‘Very sad day’ for Labour as seven MPs quit party, Kezia Dugdale says
Ms Dugdale also said the party is a ‘broad church’ and there is growing support for a People’s Vote on EU membership.
Former Scottish Labour leader Kezia Dugdale has said it is a “very sad day” after seven MPs resigned from the party.
Speaking at a cross-party People’s Vote campaign event, Ms Dugdale also indicated her belief that a growing number of MPs within the party support holding another vote on EU membership.
Luciana Berger, Chris Leslie, Angela Smith, Gavin Shuker, Mike Gapes, Ann Coffey and Chuka Umunna all announced their decision on Monday.
Lothian MSP Ms Dugdale said: “Each of the MPs that have left were outlining their own very personal reasons as to why they’ve left the Labour Party this morning.
“I think we’ve got to warn against any idea that the leadership should say ‘good riddance to them’ – I think it’s a very sad day.
If your response to people leaving the Labour Party this morning is “good riddance” - then you’re part of the problem.— Kezia Dugdale MSP (@kezdugdale) February 18, 2019
Lessons of history tell us that Labour wins elections when it’s a broad church 🥀- that’s how you beat the Tories.
“I want to see a Labour Party that’s a broad church, I think there’s a vast amount of support for a People’s Vote within that broad church.
“The motion which binds us all together, passed at our party’s conference, says a People’s Vote is very much on the table and that’s what I’m going to continue fighting for, alongside many other Labour colleagues.”
Ms Dugdale also indicated she had “never been more optimistic” of winning the support needed to hold a referendum, with the option of remaining in the EU.
“All the evidence I see is that the vast majority of Labour members back a People’s Vote,” said Ms Dugdale.
“They’re all vastly pro-European, you see increasing support for a People’s Vote amongst elected Labour parliamentarians – I believe there’s a majority of Labour MSPs in the Parliament that would back people having a final say.
“Crucially, over the weekend you saw a big development in the Scottish Parliamentary Labour group with Paul Sweeney saying that he would back a final say.
“That now means a majority of Scottish Labour MPs back it too, so the momentum towards a People’s Vote is growing within the Labour Party and, as a consequence, I think the likelihood of a People’s Vote happening across the country is also increasing.
Started the week with colleagues from across the political spectrum in support of a #PeoplesVote.
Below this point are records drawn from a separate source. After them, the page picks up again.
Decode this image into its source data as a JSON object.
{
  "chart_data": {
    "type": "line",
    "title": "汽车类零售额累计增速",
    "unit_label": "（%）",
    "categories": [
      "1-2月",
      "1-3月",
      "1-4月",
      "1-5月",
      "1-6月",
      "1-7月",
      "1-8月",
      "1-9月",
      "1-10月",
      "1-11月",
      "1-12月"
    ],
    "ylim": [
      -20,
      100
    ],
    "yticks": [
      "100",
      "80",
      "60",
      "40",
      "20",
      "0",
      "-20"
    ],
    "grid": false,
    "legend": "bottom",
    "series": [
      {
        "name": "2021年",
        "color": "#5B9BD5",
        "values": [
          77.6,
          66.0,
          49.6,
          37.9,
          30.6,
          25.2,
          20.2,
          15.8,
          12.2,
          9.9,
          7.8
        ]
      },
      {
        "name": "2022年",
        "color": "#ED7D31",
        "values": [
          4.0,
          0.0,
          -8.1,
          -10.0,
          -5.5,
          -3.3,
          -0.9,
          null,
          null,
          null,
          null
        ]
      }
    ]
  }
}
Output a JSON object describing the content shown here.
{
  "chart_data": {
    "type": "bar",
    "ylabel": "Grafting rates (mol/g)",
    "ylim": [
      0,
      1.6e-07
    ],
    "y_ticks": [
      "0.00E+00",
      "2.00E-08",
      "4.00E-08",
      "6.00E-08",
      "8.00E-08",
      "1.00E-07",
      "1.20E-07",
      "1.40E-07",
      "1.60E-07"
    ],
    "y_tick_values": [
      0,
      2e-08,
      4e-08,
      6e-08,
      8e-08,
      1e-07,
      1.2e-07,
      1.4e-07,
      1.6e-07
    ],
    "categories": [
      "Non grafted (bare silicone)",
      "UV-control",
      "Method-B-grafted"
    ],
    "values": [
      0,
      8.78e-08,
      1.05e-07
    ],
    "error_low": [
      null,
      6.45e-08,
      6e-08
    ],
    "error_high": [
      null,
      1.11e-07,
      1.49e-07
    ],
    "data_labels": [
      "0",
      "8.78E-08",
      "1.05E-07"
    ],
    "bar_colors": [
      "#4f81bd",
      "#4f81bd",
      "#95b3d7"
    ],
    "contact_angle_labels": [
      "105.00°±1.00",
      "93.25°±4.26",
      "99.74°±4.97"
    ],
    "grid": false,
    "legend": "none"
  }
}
Four parties representing three quarters of Scottish public opinion - calling for the people to get the final say on #Brexit. https://t.co/1JN1fxBUAs— Tommy Sheppard MP (@TommySheppard) February 18, 2019
“I’ve never been more optimistic about a People’s Vote taking place than I am today”.
SNP MP Tommy Sheppard said he believes that, following discussions with Labour MPs at Westminster, many would indicate their support for having a referendum if it was put to a vote in the House of Commons.
“I get the opportunity these days to observe Labour Party discussions in Parliament at close quarters and I actually think that this argument is being overstated.
“That the fact that this split in the Labour Party is about Brexit or is about a People’s Vote, I don’t think there’s going to be any great consequences for our campaign from what’s happening in London today.
“We know that a vast range of Labour MPs right across the spectrum, including many of whom would regard themselves as being very close to the current Labour leadership, are concerned about Brexit and want to have a People’s Vote.
“So, when they get the opportunity to do so, I think you will see an expression from Labour MPs which is right across the board and isn’t related to the current split”.
Scottish Liberal Democrat MP Christine Jardine said the resignation of the seven Labour MPs has not altered the campaign for having another vote on the UK’s membership of the EU.
Ms Jardine said: “Today’s a significant moment for the Labour Party and for British politics, and it must have been a very difficult decision for those seven Labour MPs to make, and I don’t think we should overlook that.
“I don’t think it damages in any way the People’s Vote because that’s entirely separate.
“We see every day the support within the Labour Party from people who haven’t left today, supporting a People’s Vote and who recognise that it’s a bad thing for the country.
“The call for a People’s Vote to resolve this situation is coming from right across the political spectrum and I don’t think what happens today has changed that at all”.